L'ARC nationale au cœur des copropriétés en difficulté

05/06/2026 Actions Action

Beaucoup ne connaissent pas l’étendue des activités et des actions que l'ARC nationale réalise.

En effet, au-delà de proposer à nos adhérents des consultations juridiques, comptables ou techniques, de développer des plateformes numériques d'assistance, de rédiger des guides ou encore de produire des émissions télévisées, l'ARC nationale agit sur tous les sujets qui concernent aujourd’hui le secteur de la copropriété.

C'est à ce titre que nous nous impliquons dans la mise en œuvre des nouvelles copropriétés dites en VEFA, dans les solutions d'accession à la copropriété ou encore dans le bail réel solidaire.

En parallèle, depuis plus de trente ans, l’ARC Nationale intervient activement dans le redressement et le traitement des copropriétés en difficulté.

Ainsi, l’ARC nationale dispose d’un pôle dédié qui a notamment pour but de développer plusieurs outils et des dispositifs expérimentaux qui, au cours du temps, ont été intégrés à  la loi du 10 juillet 1965.

Entrons dans le détail pour mieux comprendre l'intervention de l'ARC Nationale dans la détection et le redressement des copropriétés en difficulté.

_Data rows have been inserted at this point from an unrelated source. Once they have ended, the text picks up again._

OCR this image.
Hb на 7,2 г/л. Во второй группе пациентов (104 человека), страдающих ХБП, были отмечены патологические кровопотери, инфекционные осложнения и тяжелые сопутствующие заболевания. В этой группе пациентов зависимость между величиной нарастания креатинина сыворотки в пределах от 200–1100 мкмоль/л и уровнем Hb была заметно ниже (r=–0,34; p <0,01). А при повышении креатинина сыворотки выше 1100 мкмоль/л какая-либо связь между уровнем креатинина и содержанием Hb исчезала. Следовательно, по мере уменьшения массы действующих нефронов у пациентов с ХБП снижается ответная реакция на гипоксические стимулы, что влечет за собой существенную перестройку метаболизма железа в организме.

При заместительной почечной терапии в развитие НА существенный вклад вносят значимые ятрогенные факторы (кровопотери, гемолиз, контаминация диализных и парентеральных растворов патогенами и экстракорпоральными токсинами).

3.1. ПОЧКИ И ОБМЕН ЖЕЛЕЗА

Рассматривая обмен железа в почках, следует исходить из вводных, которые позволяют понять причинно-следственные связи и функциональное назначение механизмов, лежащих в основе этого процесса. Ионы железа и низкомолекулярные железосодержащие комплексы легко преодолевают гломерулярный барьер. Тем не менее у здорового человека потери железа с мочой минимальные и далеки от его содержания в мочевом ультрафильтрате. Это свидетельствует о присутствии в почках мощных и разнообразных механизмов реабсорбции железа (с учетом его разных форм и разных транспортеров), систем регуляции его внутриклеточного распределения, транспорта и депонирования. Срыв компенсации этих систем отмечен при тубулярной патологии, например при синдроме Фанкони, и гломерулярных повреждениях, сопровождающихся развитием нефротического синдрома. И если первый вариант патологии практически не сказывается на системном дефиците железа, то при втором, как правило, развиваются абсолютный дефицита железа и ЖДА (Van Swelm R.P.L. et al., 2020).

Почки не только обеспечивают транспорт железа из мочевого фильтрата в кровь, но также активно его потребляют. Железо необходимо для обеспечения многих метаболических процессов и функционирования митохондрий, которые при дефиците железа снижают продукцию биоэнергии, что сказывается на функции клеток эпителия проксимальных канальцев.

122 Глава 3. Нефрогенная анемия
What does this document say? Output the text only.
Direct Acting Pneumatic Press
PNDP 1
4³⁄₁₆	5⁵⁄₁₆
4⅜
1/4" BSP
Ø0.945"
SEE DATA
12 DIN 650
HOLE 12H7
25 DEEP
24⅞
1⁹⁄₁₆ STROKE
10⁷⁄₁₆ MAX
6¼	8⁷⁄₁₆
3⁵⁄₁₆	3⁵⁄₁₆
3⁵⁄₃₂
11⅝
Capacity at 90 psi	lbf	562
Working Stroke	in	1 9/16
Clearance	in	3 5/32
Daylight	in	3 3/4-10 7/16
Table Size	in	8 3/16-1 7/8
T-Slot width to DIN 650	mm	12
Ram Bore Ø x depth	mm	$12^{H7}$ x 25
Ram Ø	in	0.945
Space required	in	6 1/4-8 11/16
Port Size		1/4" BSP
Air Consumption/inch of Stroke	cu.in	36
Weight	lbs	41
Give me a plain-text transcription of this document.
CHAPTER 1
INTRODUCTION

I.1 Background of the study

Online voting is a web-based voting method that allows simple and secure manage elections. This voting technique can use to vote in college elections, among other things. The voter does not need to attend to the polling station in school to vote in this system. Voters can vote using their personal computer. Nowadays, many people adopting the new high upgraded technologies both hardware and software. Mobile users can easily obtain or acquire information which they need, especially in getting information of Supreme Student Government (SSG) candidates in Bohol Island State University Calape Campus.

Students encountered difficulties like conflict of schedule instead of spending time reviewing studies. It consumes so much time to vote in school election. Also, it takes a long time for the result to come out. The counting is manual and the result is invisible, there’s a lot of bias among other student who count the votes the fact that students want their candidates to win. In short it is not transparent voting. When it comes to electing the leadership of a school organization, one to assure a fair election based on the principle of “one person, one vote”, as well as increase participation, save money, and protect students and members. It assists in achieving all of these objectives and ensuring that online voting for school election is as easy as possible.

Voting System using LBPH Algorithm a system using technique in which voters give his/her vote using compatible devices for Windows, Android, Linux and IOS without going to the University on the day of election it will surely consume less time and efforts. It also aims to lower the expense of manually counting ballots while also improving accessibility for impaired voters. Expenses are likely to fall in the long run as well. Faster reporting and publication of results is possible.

I - L'ARC, précurseur sur le traitement des copropriétés en difficulté

Pendant longtemps, le phénomène des copropriétés en difficulté n'intéressait ni les pouvoirs publics, ni même les municipalités.

Ils considéraient qu'il s'agissait d'un problème purement privé et qu'ils ne devaient pas intervenir pour redresser la situation.

Néanmoins, dès les années 90, ils ont compris que la copropriété en difficulté pouvait très rapidement entraîner des répercussions à l'échelle d'un quartier, voire d'une ville.

C'est dans ce cadre que, depuis, les maires, mais également l'État, ont compris qu'il s'agissait d'un « phénomène » qui impose d'instaurer une politique de la ville, voire nationale.

Et pour cause, une copropriété en difficulté provoque de nombreux effets et conséquences néfastes, tels que l'implantation de marchands de sommeil, l’augmentation de la délinquance, la dégradation du cadre de vie des habitants d'un quartier et à terme cela entraine la baisse du prix de l'immobilier au sein de la ville.

Voilà pourquoi le phénomène des copropriétés en difficulté est devenu un enjeu pour  la Ville voire pour de l’Etat.

II - Une intervention stratégique de l'ARC nationale

Pendant longtemps, on pensait que la copropriété en difficulté concernait certains quartiers dits défavorisés, ou bien uniquement des typologies d'immeubles bien précises.

Or, avec le temps, il a été constaté qu’indépendamment du lieu, une copropriété pouvait basculer en fragilité à partir du moment où des erreurs de gestion se cumulent, provoquant un effet « boule de neige ».

La dynamique peut s'emballer facilement avec par exemple un refus de procéder aux travaux d'entretien, jusqu'au jour où ces travaux deviennent inévitables. On demande alors aux copropriétaires de financer en une seule fois ces travaux qui représentent à ce moment là des sommes astronomiques.

Cette situation provoque l’apparition d’impayés qui nécessitent d’engager des procédures judiciaires, lesquelles engendrent des frais et des honoraires importants.

Une spirale qui oblige les syndics à « jouer » avec la comptabilité et avec les finances de l’immeuble, entraînant en définitive son glissement dans la difficulté.

Voilà pourquoi il est préférable de privilégier les actions préventives en développant des outils de détection, pour ensuite traiter de manière précoce les symptômes identifiés.

C'est dans ce cadre que l'ARC Nationale intervient en priorité auprès des responsables locaux en identifiant, d'une part, les copropriétés en fragilité et, d'autre part, en adaptant des solutions de redressement en fonction des situations.